Had I taken a minute to look at this in detail, I would have noticed that the value of id was quite higher than it should be, and that the leading part of src was truncated. But what jumped out at me immediately was that global_list.next and global_list.prev were obviously wrong pointer values. In Linux on x86, heap addresses are usually above 0x0804b000, and stack addresses are below 0xbfffc000. Clearly, the global_list pointers don’t meet these ranges. However, the item_list.next and item_list.prev addresses looked fine. So either the global list pointers weren’t being initialized, or they were being corrupted somehow. Sometimes that kind of corruption happens if the list pointers aren’t updated properly, causing the code to follow a next pointer into random memory, but then it would be unlikely that the item_list pointers and src had meaningful values. Plus, I unit-tested the list routines and was pretty confident they were working correctly.
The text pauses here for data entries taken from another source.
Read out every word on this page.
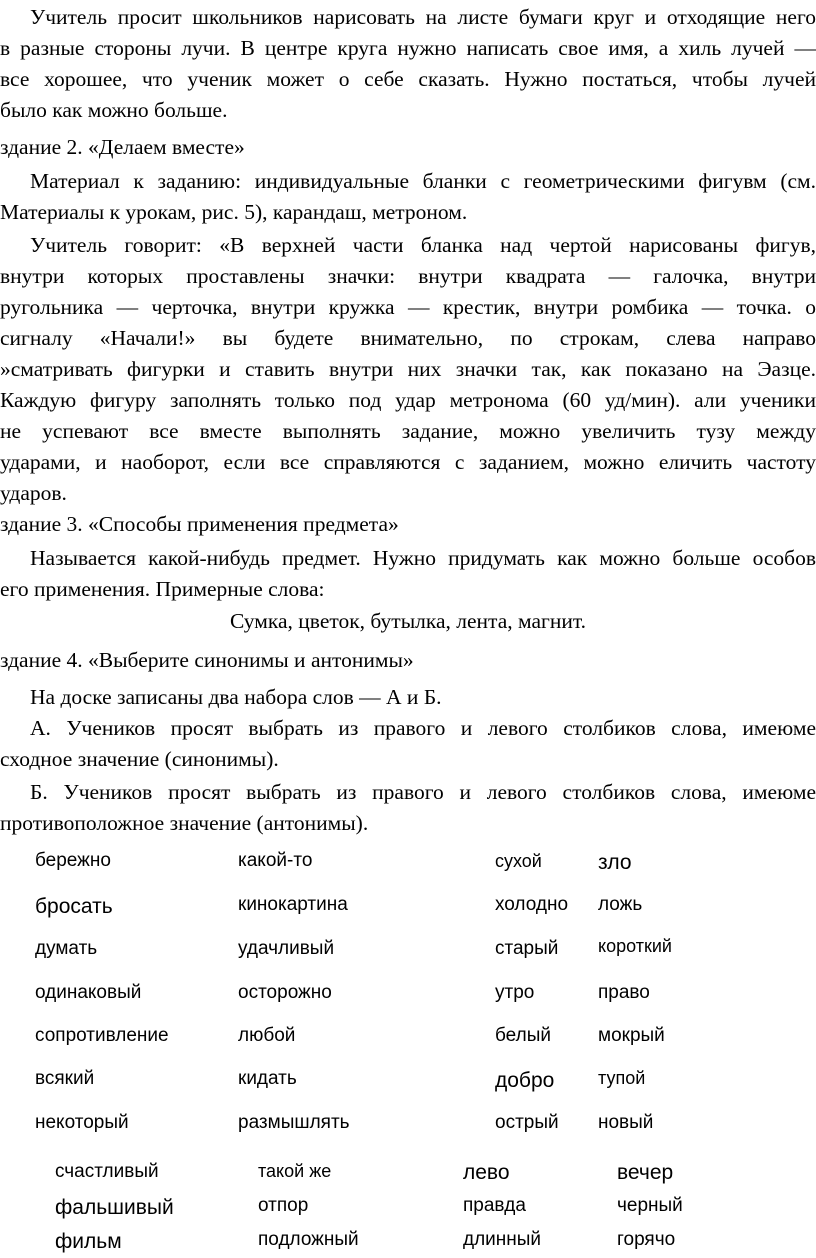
Учитель просит школьников нарисовать на листе бумаги круг и отходящие него
в разные стороны лучи. В центре круга нужно написать свое имя, а хиль лучей —
все хорошее, что ученик может о себе сказать. Нужно постаться, чтобы лучей
было как можно больше.
здание 2. «Делаем вместе»
Материал к заданию: индивидуальные бланки с геометрическими фигувм (см.
Материалы к урокам, рис. 5), карандаш, метроном.
Учитель говорит: «В верхней части бланка над чертой нарисованы фигув,
внутри которых проставлены значки: внутри квадрата — галочка, внутри
ругольника — черточка, внутри кружка — крестик, внутри ромбика — точка. о
сигналу «Начали!» вы будете внимательно, по строкам, слева направо
»сматривать фигурки и ставить внутри них значки так, как показано на Эазце.
Каждую фигуру заполнять только под удар метронома (60 уд/мин). али ученики
не успевают все вместе выполнять задание, можно увеличить тузу между
ударами, и наоборот, если все справляются с заданием, можно еличить частоту
ударов.
здание 3. «Способы применения предмета»
Называется какой-нибудь предмет. Нужно придумать как можно больше особов
его применения. Примерные слова:
Сумка, цветок, бутылка, лента, магнит.
здание 4. «Выберите синонимы и антонимы»
На доске записаны два набора слов — А и Б.
А. Учеников просят выбрать из правого и левого столбиков слова, имеюме
сходное значение (синонимы).
Б. Учеников просят выбрать из правого и левого столбиков слова, имеюме
противоположное значение (антонимы).
бережно	какой-то	сухой	зло
бросать	кинокартина	холодно ложь
думать	удачливый	старый короткий
одинаковый	осторожно	утро	право
сопротивление	любой	белый мокрый
всякий	кидать	добро тупой
некоторый	размышлять	острый новый
счастливый	такой же	лево	вечер
фальшивый	отпор	правда	черный
фильм	подложный	длинный	горячо
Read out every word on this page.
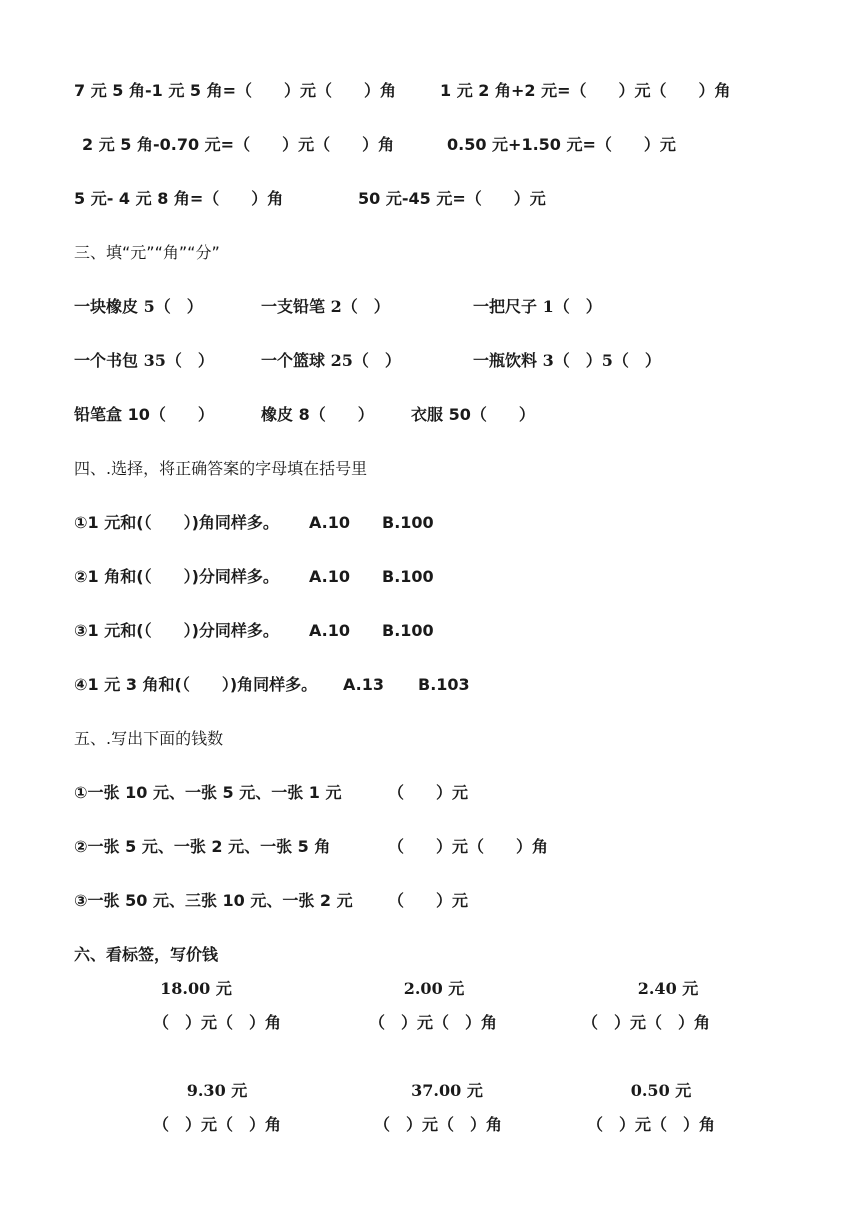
7 元 5 角-1 元 5 角=（　　）元（　　）角	1 元 2 角+2 元=（　　）元（　　）角
2 元 5 角-0.70 元=（　　）元（　　）角	0.50 元+1.50 元=（　　）元
5 元- 4 元 8 角=（　　）角	50 元-45 元=（　　）元
三、填“元”“角”“分”
一块橡皮 5（　）	一支铅笔 2（　）	一把尺子 1（　）
一个书包 35（　）	一个篮球 25（　）	一瓶饮料 3（　）5（　）
铅笔盒 10（　　）	橡皮 8（　　） 衣服 50（　　）
四、.选择，将正确答案的字母填在括号里
①1 元和(（　　）)角同样多。 A.10 B.100
②1 角和(（　　）)分同样多。 A.10 B.100
③1 元和(（　　）)分同样多。 A.10 B.100
④1 元 3 角和(（　　）)角同样多。 A.13 B.103
五、.写出下面的钱数
①一张 10 元、一张 5 元、一张 1 元	（　　）元
②一张 5 元、一张 2 元、一张 5 角	（　　）元（　　）角
③一张 50 元、三张 10 元、一张 2 元 （　　）元
六、看标签，写价钱
18.00 元	2.00 元	2.40 元
（　）元（　）角	（　）元（　）角	（　）元（　）角
9.30 元	37.00 元	0.50 元
（　）元（　）角	（　）元（　）角	（　）元（　）角
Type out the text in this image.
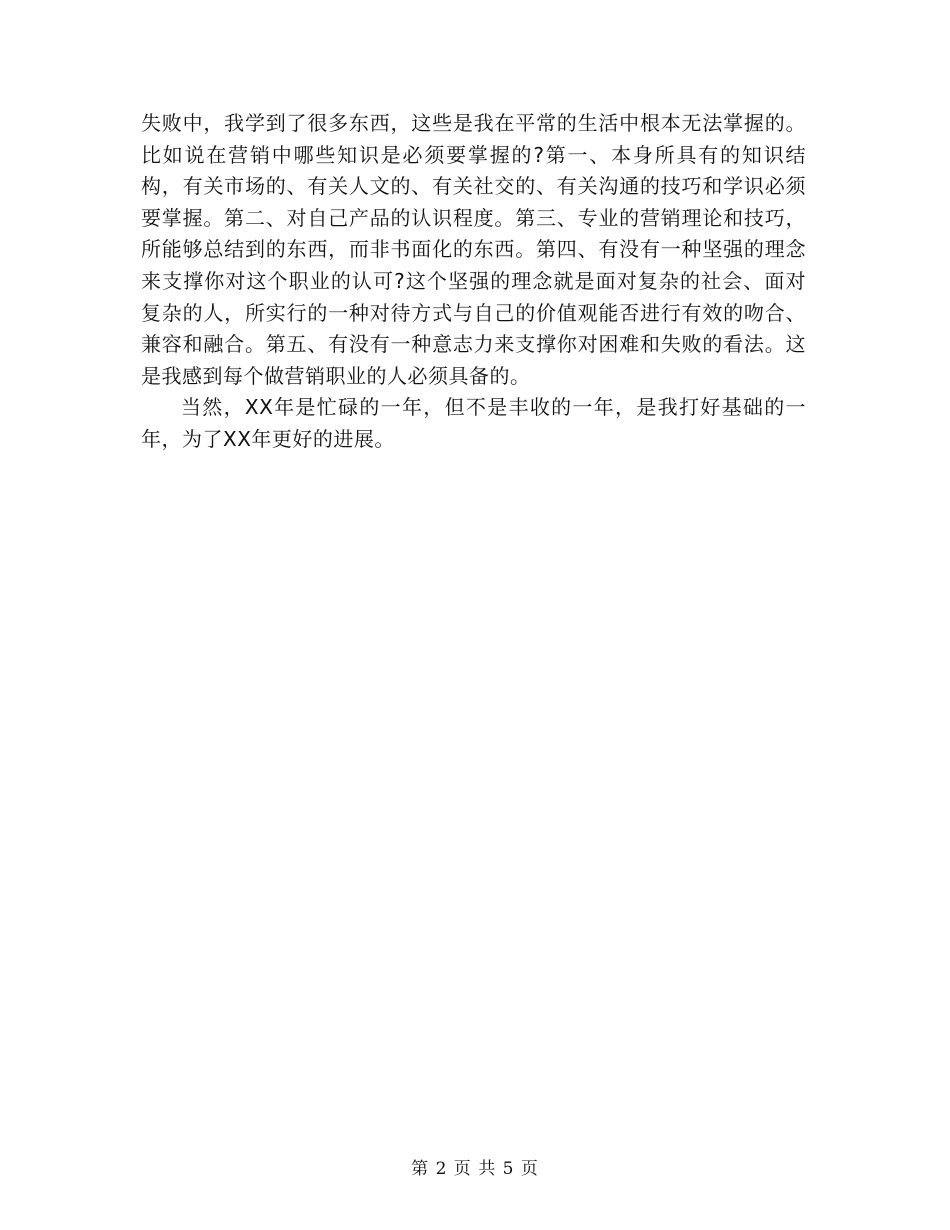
失败中，我学到了很多东西，这些是我在平常的生活中根本无法掌握的。比如说在营销中哪些知识是必须要掌握的?第一、本身所具有的知识结构，有关市场的、有关人文的、有关社交的、有关沟通的技巧和学识必须要掌握。第二、对自己产品的认识程度。第三、专业的营销理论和技巧，所能够总结到的东西，而非书面化的东西。第四、有没有一种坚强的理念来支撑你对这个职业的认可?这个坚强的理念就是面对复杂的社会、面对复杂的人，所实行的一种对待方式与自己的价值观能否进行有效的吻合、兼容和融合。第五、有没有一种意志力来支撑你对困难和失败的看法。这是我感到每个做营销职业的人必须具备的。

当然，XX年是忙碌的一年，但不是丰收的一年，是我打好基础的一年，为了XX年更好的进展。

第 2 页 共 5 页
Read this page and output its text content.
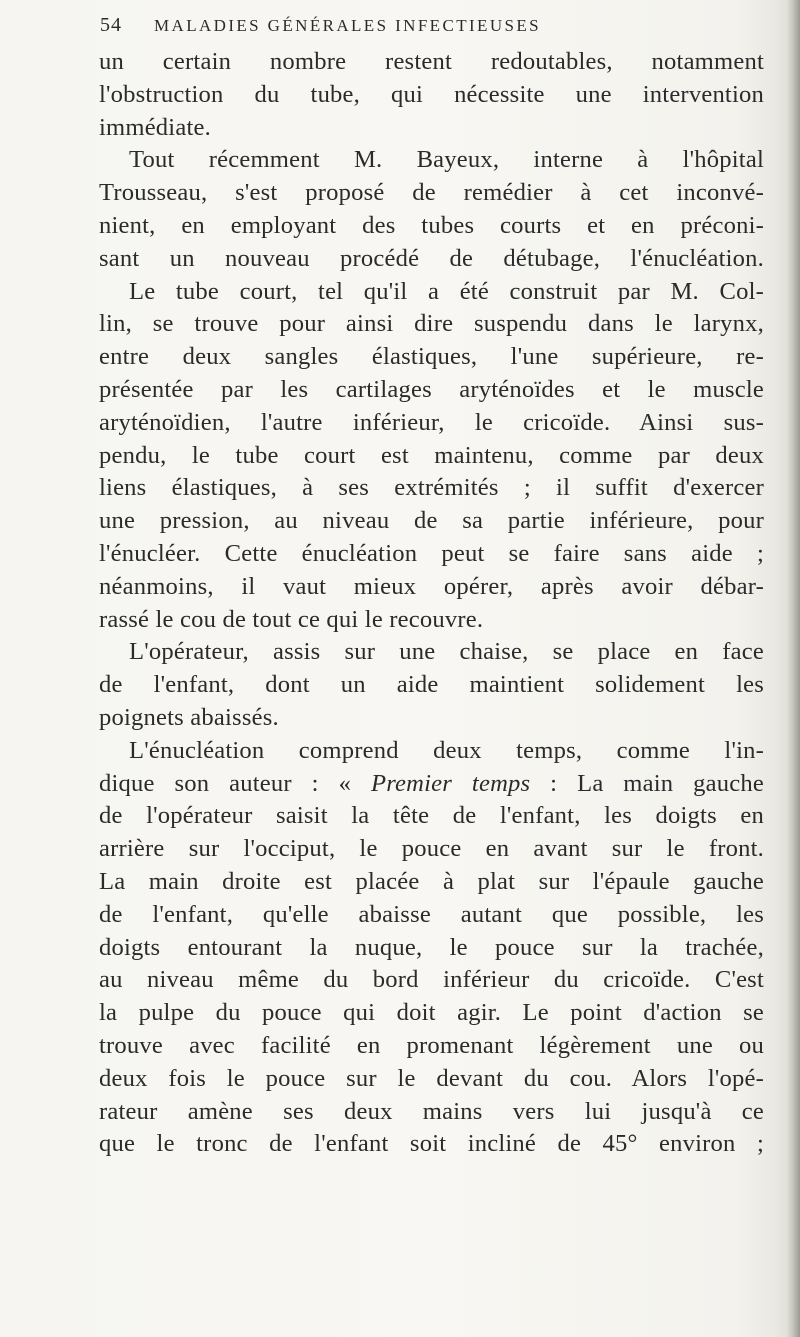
54	MALADIES GÉNÉRALES INFECTIEUSES
un certain nombre restent redoutables, notamment
l'obstruction du tube, qui nécessite une intervention
immédiate.
Tout récemment M. Bayeux, interne à l'hôpital
Trousseau, s'est proposé de remédier à cet inconvé-
nient, en employant des tubes courts et en préconi-
sant un nouveau procédé de détubage, l'énucléation.
Le tube court, tel qu'il a été construit par M. Col-
lin, se trouve pour ainsi dire suspendu dans le larynx,
entre deux sangles élastiques, l'une supérieure, re-
présentée par les cartilages aryténoïdes et le muscle
aryténoïdien, l'autre inférieur, le cricoïde. Ainsi sus-
pendu, le tube court est maintenu, comme par deux
liens élastiques, à ses extrémités ; il suffit d'exercer
une pression, au niveau de sa partie inférieure, pour
l'énucléer. Cette énucléation peut se faire sans aide ;
néanmoins, il vaut mieux opérer, après avoir débar-
rassé le cou de tout ce qui le recouvre.
L'opérateur, assis sur une chaise, se place en face
de l'enfant, dont un aide maintient solidement les
poignets abaissés.
L'énucléation comprend deux temps, comme l'in-
dique son auteur : « Premier temps : La main gauche
de l'opérateur saisit la tête de l'enfant, les doigts en
arrière sur l'occiput, le pouce en avant sur le front.
La main droite est placée à plat sur l'épaule gauche
de l'enfant, qu'elle abaisse autant que possible, les
doigts entourant la nuque, le pouce sur la trachée,
au niveau même du bord inférieur du cricoïde. C'est
la pulpe du pouce qui doit agir. Le point d'action se
trouve avec facilité en promenant légèrement une ou
deux fois le pouce sur le devant du cou. Alors l'opé-
rateur amène ses deux mains vers lui jusqu'à ce
que le tronc de l'enfant soit incliné de 45° environ ;
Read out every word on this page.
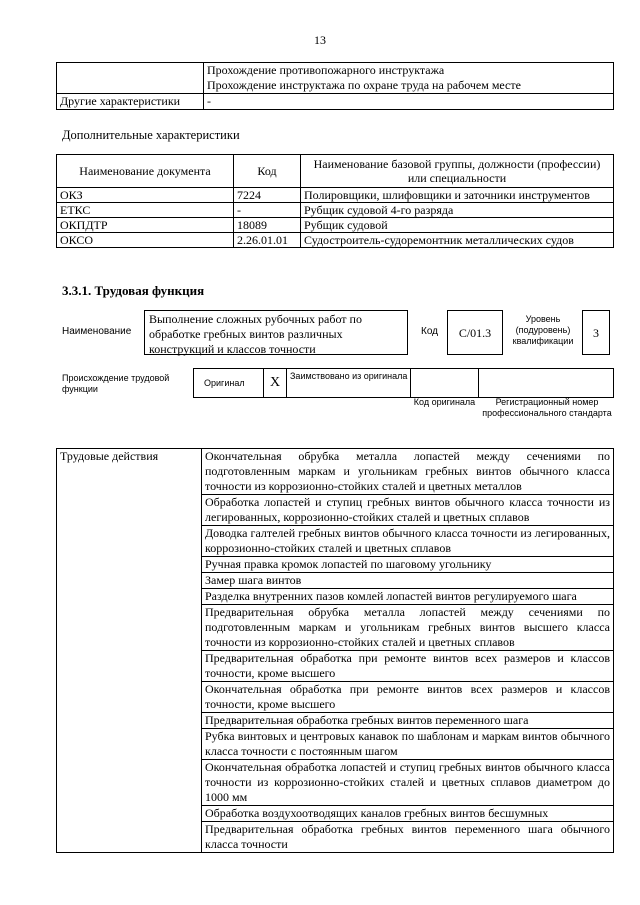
13

	Прохождение противопожарного инструктажа
Прохождение инструктажа по охране труда на рабочем месте

Другие характеристики	-
Дополнительные характеристики
Наименование документа	Код	Наименование базовой группы, должности (профессии) или специальности
ОКЗ	7224	Полировщики, шлифовщики и заточники инструментов
ЕТКС	-	Рубщик судовой 4-го разряда
ОКПДТР	18089	Рубщик судовой
ОКСО	2.26.01.01	Судостроитель-судоремонтник металлических судов
3.3.1. Трудовая функция
Наименование
Выполнение сложных рубочных работ по обработке гребных винтов различных конструкций и классов точности
Код	C/01.3
Уровень (подуровень) квалификации
3
Происхождение трудовой функции
Оригинал	X	Заимствовано из оригинала
Код оригинала	Регистрационный номер профессионального стандарта
Трудовые действия	Окончательная обрубка металла лопастей между сечениями по подготовленным маркам и угольникам гребных винтов обычного класса точности из коррозионно-стойких сталей и цветных металлов
Обработка лопастей и ступиц гребных винтов обычного класса точности из легированных, коррозионно-стойких сталей и цветных сплавов
Доводка галтелей гребных винтов обычного класса точности из легированных, коррозионно-стойких сталей и цветных сплавов
Ручная правка кромок лопастей по шаговому угольнику
Замер шага винтов
Разделка внутренних пазов комлей лопастей винтов регулируемого шага
Предварительная обрубка металла лопастей между сечениями по подготовленным маркам и угольникам гребных винтов высшего класса точности из коррозионно-стойких сталей и цветных сплавов
Предварительная обработка при ремонте винтов всех размеров и классов точности, кроме высшего
Окончательная обработка при ремонте винтов всех размеров и классов точности, кроме высшего
Предварительная обработка гребных винтов переменного шага
Рубка винтовых и центровых канавок по шаблонам и маркам винтов обычного класса точности с постоянным шагом
Окончательная обработка лопастей и ступиц гребных винтов обычного класса точности из коррозионно-стойких сталей и цветных сплавов диаметром до 1000 мм
Обработка воздухоотводящих каналов гребных винтов бесшумных
Предварительная обработка гребных винтов переменного шага обычного класса точности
My initial theory was that something was overwriting the global_list struct, and the byte values looked to be in the ascii range. So I turned to the ascii(7) man page, which gives you a nice little table of hex ordinal to character value mappings. Looking at the bytes in turn gives: 0x72 = ‘r’, 0x65 = ‘e’, 0x73 = ‘s’, 0x75 = ‘u’, 0x40 = ‘@’, 0x31 = ‘1’, 0x30 = ‘0’, 0x30 = ‘0’. Since x86 is little-endian, this works out to the string “user001@”, which should have been the first part of src. The bug must be where the code filled in the src string. However, that code looked fine. I then decided that the pointer to the entire structure must be offset somehow. Sure enough, when I looked at the surrounding code, I saw something like this:

    struct list_node *n;
    struct item *item;

    for (n = list_start(&item_list_head); n;
         n = list_next(&item_list_head, n))
    {
        item = container_of(n, struct item, global_list);
        /* strncpy and other stuff ... */
    }

Oops. I had passed the wrong list name to container_of(), with the effect that the item pointer was actually 8 bytes prior to the real start of the structure. As a result, the string copy overwrote the pointer values of just one of the list structures, a bug which didn’t actually have a negative effect until later.

There are morals a-plenty, including “macros are evil” and “this is why templates were invented.” Yet, I’ve seen Linus use this technique more than once when others were stuck on a kernel memory corruption bug, so I’ll go with “Kernighan and Pike are always right[1].”

[1] Except, I’m still not sold on using capital letters in Go. Perhaps in time I can be convinced.